En attendant une clarification de la part des pouvoirs publics sur le sujet, le syndicat
propose comme solution de vendre du pain uniquement 6 jours sur 7 pour ne pas avoir à
fermer toute l'unité de restauration rapide.
Un
régime de prévoyance sous haute surveillance
Un régime de prévoyance a été
mis en oeuvre dans le cadre de la convention collective de la restauration rapide en 1998.
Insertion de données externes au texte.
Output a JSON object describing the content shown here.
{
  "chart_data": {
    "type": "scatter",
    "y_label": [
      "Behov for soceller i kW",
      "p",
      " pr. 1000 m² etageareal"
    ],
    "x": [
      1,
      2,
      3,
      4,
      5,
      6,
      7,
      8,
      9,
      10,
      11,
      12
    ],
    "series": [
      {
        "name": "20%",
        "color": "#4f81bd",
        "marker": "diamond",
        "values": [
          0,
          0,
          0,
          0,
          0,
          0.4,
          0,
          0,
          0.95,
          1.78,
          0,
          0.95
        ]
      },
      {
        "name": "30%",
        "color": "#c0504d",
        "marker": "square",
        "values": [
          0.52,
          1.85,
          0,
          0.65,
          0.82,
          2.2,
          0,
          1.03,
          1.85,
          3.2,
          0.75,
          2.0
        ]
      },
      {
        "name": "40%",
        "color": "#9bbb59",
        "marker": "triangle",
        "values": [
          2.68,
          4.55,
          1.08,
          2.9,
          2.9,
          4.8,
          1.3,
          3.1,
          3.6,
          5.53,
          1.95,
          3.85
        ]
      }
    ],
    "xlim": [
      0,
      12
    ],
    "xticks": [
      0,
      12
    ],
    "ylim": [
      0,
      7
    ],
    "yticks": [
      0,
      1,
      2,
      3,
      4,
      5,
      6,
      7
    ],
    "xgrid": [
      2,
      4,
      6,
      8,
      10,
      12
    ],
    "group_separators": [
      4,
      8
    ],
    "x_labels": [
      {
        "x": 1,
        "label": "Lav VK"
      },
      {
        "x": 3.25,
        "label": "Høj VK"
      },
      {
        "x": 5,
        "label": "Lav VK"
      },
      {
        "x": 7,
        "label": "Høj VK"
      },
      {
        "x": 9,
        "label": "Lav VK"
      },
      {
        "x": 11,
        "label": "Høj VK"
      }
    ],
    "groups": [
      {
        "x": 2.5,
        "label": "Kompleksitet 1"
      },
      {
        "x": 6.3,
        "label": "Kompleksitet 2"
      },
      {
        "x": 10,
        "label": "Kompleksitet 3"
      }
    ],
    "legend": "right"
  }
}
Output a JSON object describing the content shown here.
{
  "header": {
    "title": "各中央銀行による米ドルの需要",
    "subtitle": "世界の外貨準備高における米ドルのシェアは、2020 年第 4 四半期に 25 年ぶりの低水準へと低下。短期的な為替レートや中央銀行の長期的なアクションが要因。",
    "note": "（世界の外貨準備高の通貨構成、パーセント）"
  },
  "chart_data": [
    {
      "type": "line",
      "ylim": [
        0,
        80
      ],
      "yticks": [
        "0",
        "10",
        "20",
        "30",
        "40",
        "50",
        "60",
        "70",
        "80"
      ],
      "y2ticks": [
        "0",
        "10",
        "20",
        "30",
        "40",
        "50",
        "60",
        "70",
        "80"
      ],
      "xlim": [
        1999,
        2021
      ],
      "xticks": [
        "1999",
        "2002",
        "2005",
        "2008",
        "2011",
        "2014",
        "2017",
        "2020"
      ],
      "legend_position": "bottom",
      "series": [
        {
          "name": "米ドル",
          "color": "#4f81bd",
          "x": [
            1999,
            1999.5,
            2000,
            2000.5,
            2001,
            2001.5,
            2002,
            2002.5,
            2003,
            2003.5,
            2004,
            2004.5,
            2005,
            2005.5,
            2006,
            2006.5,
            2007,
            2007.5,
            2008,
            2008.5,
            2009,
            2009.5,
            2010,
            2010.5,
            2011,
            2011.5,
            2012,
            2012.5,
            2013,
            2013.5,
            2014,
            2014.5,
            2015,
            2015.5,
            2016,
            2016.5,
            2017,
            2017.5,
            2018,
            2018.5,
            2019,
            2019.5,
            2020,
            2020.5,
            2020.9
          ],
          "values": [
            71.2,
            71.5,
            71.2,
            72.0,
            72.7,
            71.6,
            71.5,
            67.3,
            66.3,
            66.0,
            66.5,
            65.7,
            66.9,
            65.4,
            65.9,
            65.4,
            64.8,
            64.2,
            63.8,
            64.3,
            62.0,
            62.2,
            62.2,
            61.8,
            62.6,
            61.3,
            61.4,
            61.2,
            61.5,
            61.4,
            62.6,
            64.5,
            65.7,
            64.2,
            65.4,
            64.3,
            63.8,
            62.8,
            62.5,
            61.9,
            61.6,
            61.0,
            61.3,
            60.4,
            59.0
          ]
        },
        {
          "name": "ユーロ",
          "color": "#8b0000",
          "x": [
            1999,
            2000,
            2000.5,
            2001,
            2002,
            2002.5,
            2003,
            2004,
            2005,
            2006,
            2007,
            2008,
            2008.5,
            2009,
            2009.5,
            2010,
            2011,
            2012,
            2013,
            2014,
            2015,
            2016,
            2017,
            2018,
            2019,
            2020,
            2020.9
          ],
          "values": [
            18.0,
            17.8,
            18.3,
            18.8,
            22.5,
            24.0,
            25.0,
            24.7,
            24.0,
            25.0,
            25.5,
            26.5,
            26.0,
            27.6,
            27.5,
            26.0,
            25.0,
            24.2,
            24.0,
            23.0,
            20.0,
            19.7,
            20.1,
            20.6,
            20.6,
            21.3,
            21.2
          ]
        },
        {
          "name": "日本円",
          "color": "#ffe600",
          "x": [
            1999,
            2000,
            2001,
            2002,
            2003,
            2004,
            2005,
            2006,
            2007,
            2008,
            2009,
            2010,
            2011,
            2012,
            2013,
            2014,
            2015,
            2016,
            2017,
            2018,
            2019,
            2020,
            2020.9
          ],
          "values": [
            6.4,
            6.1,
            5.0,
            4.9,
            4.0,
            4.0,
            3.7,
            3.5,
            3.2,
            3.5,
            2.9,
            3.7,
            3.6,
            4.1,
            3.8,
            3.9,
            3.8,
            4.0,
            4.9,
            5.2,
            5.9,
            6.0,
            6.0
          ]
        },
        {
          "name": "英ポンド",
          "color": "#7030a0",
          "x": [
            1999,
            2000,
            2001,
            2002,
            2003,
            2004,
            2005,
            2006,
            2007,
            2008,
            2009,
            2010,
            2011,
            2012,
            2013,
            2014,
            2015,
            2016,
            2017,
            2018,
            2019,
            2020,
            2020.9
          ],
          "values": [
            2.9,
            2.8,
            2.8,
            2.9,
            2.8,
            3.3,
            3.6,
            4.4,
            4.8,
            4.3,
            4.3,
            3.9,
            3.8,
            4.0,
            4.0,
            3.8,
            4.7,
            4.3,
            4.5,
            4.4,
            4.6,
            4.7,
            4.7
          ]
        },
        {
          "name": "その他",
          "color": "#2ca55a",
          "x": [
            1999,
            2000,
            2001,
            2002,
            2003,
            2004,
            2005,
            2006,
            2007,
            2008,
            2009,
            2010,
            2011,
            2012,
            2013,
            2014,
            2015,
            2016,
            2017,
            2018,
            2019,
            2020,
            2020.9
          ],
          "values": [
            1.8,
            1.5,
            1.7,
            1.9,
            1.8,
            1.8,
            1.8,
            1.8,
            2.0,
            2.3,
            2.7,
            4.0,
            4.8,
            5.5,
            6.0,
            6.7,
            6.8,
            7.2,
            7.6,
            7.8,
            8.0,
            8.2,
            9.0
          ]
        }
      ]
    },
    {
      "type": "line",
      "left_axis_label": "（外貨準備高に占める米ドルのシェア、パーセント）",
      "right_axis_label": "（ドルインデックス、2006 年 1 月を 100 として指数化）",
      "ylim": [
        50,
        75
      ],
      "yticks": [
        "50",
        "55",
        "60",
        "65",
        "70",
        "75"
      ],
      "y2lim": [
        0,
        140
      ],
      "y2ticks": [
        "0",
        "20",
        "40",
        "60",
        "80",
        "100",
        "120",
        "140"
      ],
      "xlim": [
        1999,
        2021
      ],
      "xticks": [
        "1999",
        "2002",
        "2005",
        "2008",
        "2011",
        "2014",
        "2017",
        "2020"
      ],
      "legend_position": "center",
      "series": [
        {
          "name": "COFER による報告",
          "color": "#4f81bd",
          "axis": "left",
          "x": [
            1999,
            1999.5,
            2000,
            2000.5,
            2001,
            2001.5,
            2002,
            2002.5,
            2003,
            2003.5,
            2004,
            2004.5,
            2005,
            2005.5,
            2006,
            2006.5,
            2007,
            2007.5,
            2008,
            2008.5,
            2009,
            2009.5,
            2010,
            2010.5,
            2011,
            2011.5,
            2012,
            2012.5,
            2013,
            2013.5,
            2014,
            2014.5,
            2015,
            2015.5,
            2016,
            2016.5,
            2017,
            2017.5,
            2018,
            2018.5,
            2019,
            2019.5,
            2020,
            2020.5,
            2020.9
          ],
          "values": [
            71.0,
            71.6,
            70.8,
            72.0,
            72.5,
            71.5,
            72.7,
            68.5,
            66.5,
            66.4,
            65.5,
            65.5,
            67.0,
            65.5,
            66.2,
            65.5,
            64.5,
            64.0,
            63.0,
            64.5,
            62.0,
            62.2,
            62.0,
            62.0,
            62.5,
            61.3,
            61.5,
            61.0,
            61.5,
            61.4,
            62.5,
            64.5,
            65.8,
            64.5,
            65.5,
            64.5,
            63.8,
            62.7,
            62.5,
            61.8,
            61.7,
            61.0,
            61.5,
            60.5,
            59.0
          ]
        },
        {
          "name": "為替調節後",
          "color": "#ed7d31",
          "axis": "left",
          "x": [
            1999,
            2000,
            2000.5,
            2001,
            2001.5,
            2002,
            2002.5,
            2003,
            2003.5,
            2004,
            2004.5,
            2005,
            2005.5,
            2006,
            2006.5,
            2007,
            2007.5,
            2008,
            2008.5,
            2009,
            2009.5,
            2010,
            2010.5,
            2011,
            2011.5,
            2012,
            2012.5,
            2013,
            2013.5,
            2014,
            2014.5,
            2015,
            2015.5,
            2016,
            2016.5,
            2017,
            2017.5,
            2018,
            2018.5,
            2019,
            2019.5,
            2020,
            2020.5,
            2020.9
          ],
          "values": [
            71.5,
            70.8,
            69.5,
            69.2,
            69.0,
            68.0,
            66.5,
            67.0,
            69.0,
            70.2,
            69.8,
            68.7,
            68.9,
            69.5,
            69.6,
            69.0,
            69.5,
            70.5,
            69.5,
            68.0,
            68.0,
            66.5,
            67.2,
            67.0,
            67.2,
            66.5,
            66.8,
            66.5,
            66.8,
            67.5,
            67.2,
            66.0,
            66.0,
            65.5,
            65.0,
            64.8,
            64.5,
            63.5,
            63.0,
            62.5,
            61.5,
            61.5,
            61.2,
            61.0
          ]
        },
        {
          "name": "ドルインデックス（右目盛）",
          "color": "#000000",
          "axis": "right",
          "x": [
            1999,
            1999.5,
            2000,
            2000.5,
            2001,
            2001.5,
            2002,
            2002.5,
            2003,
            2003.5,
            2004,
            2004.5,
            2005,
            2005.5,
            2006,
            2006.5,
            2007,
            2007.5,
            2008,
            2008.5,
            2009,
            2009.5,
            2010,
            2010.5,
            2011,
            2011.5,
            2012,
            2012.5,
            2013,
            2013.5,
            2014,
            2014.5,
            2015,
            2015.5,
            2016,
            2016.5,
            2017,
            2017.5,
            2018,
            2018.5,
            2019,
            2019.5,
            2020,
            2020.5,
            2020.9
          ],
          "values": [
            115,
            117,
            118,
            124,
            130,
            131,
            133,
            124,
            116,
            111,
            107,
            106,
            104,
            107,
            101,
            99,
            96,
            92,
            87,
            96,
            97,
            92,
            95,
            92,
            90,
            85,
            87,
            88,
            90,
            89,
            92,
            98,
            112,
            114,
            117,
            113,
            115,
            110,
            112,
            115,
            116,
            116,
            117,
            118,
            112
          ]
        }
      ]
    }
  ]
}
L'analyse des résultats de fin d'année a conduit l'ensemble des partenaires sociaux à
demander un audit sur la gestion par Isica de ce régime de prévoyance. Principaux
constats : une absence de maîtrise des adhérents du Snarr, une carence dans la façon de
gérer, et des frais de gestion trop importants. Après réflexion, les partenaires
sociaux ont décidé - plutôt que de dénoncer les relations avec Isica - de continuer
mais d'être plus exigeants quant à la qualité qu'ils en attendent. Ce qui s'est traduit
dans un premier temps par un appel de cotisation ramené à 75 % ainsi que la création
d'une réserve de stabilité et une diminution des frais de gestion.
Quant au fonds d'action social géré également par
Isica, il a aussi été demandé un audit. Ce fonds a été créé dans le but de venir en
aide aux salariés qui se trouvent en grande difficulté sociale. Si le montant des fonds
reste stable, par contre, le nombre des dossiers est en constante augmentation. Ce qui va
entraîner une réflexion sur l'évolution de ces fonds avec les partenaires sociaux, en
gardant comme objectif que ces fonds gardent leur caractère social.
Santé
au travail
L'accord interprofessionnel sur la
santé au travail et la prévention des risques professionnels du 13 septembre 2000 impose
aux branches d'activité d'ouvrir un dialogue sur les thèmes relatifs à l'analyse des
risques. Un décret du 5 novembre 2001 impose aux entreprises de mettre en place un
document unique d'évaluation des risques pour la santé et la sécurité des
travailleurs. Les entreprises ont l'obligation de mettre à jour ce document une fois par
an, et ce, depuis le 8 novembre 2002.
Bruno Bazelle, membre de la commission Ressources
humaines, insiste sur le fait que la cotisation accident du travail est la seule sur
laquelle les entreprises peuvent agir en contribuant à diminuer les arrêts dus aux
accidents du travail, et par conséquent, diminuer les taux de cotisation. Le taux de
cette cotisation est de 2,10 % pour la restauration rapide, et pour la livraison à
domicile, de 2,20 ou 2,90 % de la masse salariale brute.
Afin d'aider les entreprises de la restauration rapide, constituées de 3 branches
d'activité (hamburgers, sandwiches et livraison à domicile), à mettre en place ce
document unique, un guide de prévention des risques professionnels spécifique a été
élaboré entre des représentants du Snarr, de l'INRS (Institut national de recherche et
de sécurité) et de la Cramif (Caisse régionale d'assurance maladie d'Île-de-France).
Tous les participants à cette assemblée se sont vu remettre un exemplaire.